Menurut data KPAI (Komisi Perlindungan Anak Indonesia) angka tawuran pelajar terus meningkat dari tahun ke tahun. Data di Jakarta misalnya (Bimmas Polri Metro Jaya), tahun 1992 tercatat 157 kasus perkelahian pelajar. Tahun 1994 meningkat menjadi 183 kasus dengan menewaskan 10 pelajar, tahun 1995 terdapat 194 kasus dengan korban meninggal 13 pelajar dan 2 anggota masyarakat lain. Tahun 1998 ada 230 kasus yang menewaskan 15 pelajar serta 2 anggota Polri, dan tahun berikutnya korban meningkat dengan 37 korban tewas. http://www.kpai.go.id. Sementara itu Ketua Umum Komnas Anak Arist Merdeka Sirait menyatakan sepanjang enam bulan pertama tahun 2012 lembaganya mencatat ada 139 kasus tawuran pelajar, lebih banyak dibanding periode sama tahun lalu yang jumlahnya 128 kasus. (tribunews.com)

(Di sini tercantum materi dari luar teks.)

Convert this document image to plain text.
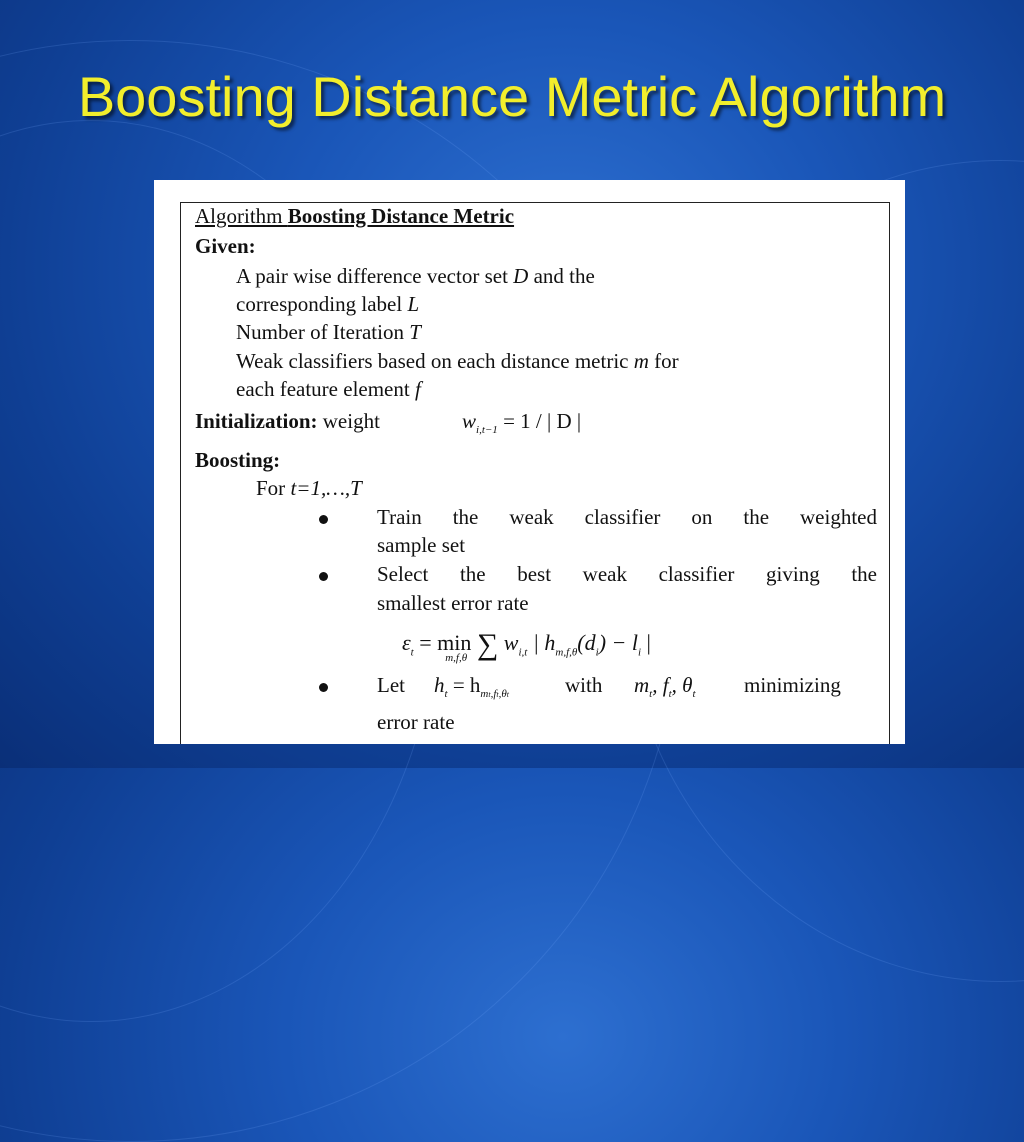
Boosting Distance Metric Algorithm
Algorithm Boosting Distance Metric
Given:
A pair wise difference vector set D and the
corresponding label L
Number of Iteration T
Weak classifiers based on each distance metric m for
each feature element f
Initialization: weight	$w_{i,t-1} = 1$ / | D |
Boosting:
For t=1,…,T
Train the weak classifier on the weighted
sample set
Select the best weak classifier giving the
smallest error rate
$\varepsilon_t = \min$
m,f,θ ∑ $w_{i,t}$ | $h_{m,f,\theta}(d_i) - l_i$ |
Let $h_t = h_{mt,ft,\theta t}$	with $m_t$, $f_t$, $\theta_t$ minimizing
error rate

Terkini, tawuran antar pelajar telah menelan 2 korban jiwa, Deni Januar (17) pelajar SMK Yayasan karya 66 (Yake) dan Alawy siswa SMAN 6. Mensikapi maraknya tawuran antar pelajar para pakar pendidikan selalu memasukan faktor lemahnya pendidikan agama sebagai salahsatu penyebab siswa tawuran disamping faktor ekonomi, lemahnya perhatian orang tua dan buruknya lingkungan. Disinilah relevansi pentingnya kehadiran rohis di sekolah.

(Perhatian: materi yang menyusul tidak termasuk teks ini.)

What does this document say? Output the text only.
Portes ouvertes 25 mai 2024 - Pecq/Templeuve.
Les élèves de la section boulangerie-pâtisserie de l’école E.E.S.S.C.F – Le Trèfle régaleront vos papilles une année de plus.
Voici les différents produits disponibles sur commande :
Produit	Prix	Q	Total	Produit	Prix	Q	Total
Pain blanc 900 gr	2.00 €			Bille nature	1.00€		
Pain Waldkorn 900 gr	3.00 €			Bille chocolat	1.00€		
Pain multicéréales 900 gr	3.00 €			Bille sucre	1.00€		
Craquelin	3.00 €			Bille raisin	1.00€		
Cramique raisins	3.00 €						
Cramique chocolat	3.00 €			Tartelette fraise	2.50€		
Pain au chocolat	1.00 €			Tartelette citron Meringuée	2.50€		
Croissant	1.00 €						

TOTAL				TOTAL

Namun sayang, rohis yang menjadi salah satu wadah pembentukan karakter siswa yang berakhlak ini, kini dituding sebagai sarang teroris. Basis rekrutmen generasi muda teroris. Dalam Program dialog Metro TV, narasumber Guru Besar Universitas Islam Negeri Jakarta Bambang Pranowo menyampaikan hasil ‘penelitiannya’. Menurutnya ada lima pola rekrutmen teroris muda. Salah satunya melalui ekstrakurikuler di masjid-masjid sekolah. Pada tayangan grafik versi Pranowo, Metro TV membubuhkan judul yang sangat provokatif “Awas, generasi Baru teroris! sungguh tuduhan yang sangat keji!
Apa yang disampaikan Pranowo  dan Metro TV semakin menguatkan keyakinan banyak orang bahwa war on terrorism is war against Islam.

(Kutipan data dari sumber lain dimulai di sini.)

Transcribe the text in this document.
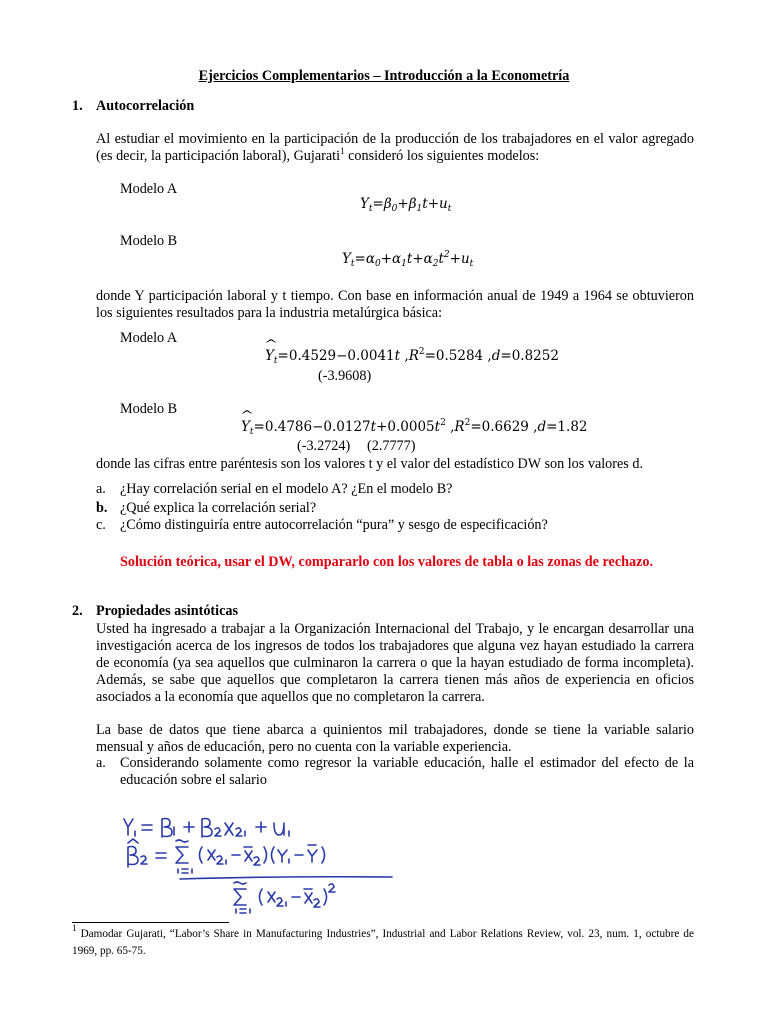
Ejercicios Complementarios – Introducción a la Econometría
1. Autocorrelación
Al estudiar el movimiento en la participación de la producción de los trabajadores en el valor agregado (es decir, la participación laboral), Gujarati$^1$ consideró los siguientes modelos:
Modelo A
$Y_t=\beta_0+\beta_1t+u_t$
Modelo B
$Y_t=\alpha_0+\alpha_1t+\alpha_2t^2+u_t$
donde Y participación laboral y t tiempo. Con base en información anual de 1949 a 1964 se obtuvieron los siguientes resultados para la industria metalúrgica básica:
Modelo A
^ $Y_t=0.4529-0.0041t$ $,R^2=0.5284$ ,d=0.8252
(-3.9608)
Modelo B
^ $Y_t=0.4786-0.0127t+0.0005t^2$ $,R^2=0.6629$ ,d=1.82
(-3.2724) (2.7777)
donde las cifras entre paréntesis son los valores t y el valor del estadístico DW son los valores d.
a. ¿Hay correlación serial en el modelo A? ¿En el modelo B?
b. ¿Qué explica la correlación serial?
c. ¿Cómo distinguiría entre autocorrelación “pura” y sesgo de especificación?
Solución teórica, usar el DW, compararlo con los valores de tabla o las zonas de rechazo.
2. Propiedades asintóticas
Usted ha ingresado a trabajar a la Organización Internacional del Trabajo, y le encargan desarrollar una investigación acerca de los ingresos de todos los trabajadores que alguna vez hayan estudiado la carrera de economía (ya sea aquellos que culminaron la carrera o que la hayan estudiado de forma incompleta). Además, se sabe que aquellos que completaron la carrera tienen más años de experiencia en oficios asociados a la economía que aquellos que no completaron la carrera.
La base de datos que tiene abarca a quinientos mil trabajadores, donde se tiene la variable salario mensual y años de educación, pero no cuenta con la variable experiencia.
a. Considerando solamente como regresor la variable educación, halle el estimador del efecto de la educación sobre el salario
$^1$ Damodar Gujarati, “Labor’s Share in Manufacturing Industries”, Industrial and Labor Relations Review, vol. 23, num. 1, octubre de 1969, pp. 65-75.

Ini adalah stigma. Stigma yang dimaksudkan untuk membunuh karakter rohis, aktivisnya dan ajaran Islam. Stigma ini adalah terror yang menakut-nakuti agar para siswa menjauh dari rohis. Terror bagi orang tua siswa agar tidak mengizinkan putra-putrinya aktif bersama rohis. Dan teror terhadap institusi sekolah agar menutup kegiatan rohis, jika tidak ingin dicap melindungi base camp pembinaan teroris.
Stigma seperti ini persis sama dengan yang dilakukan para pemuka Mekkah saat menghadang laju dakwah Rasulullah SAW. Mereka menyebut Muhammad SAW sebagai orang gila, dukun atau tukang sihir. Dengan cara begitu mereka berharap manusia menjauhi Nabi SAW dan mengabaikan dakwahnya. Para pengikut Muhammad pun mereka katakan sebagai orang-orang bodoh yang senang membuat kerusakan (QS Al Baqarah [2]: 12-13)
Namun stigma itu tidak menyurutkan langkah dakwah Rasulullah SAW bersama para sahabat ra. Keimanan mereka kepada Islam bertambah kuat. Mereka tidak gentar sedikitpun meski mengalami penyiksaan dan isolasi sampai Allah memenangkan dan memuliakan mereka dengan Islam.
Demikianlah juga seharusnya dengan rohis, tetap maju mengembangkan program-programnya, tidak gentar oleh terror hingga Allah menampakkan makar jahat pihak-pihak yang memusuhi Islam. Umat pun akan bangkit membela Islam.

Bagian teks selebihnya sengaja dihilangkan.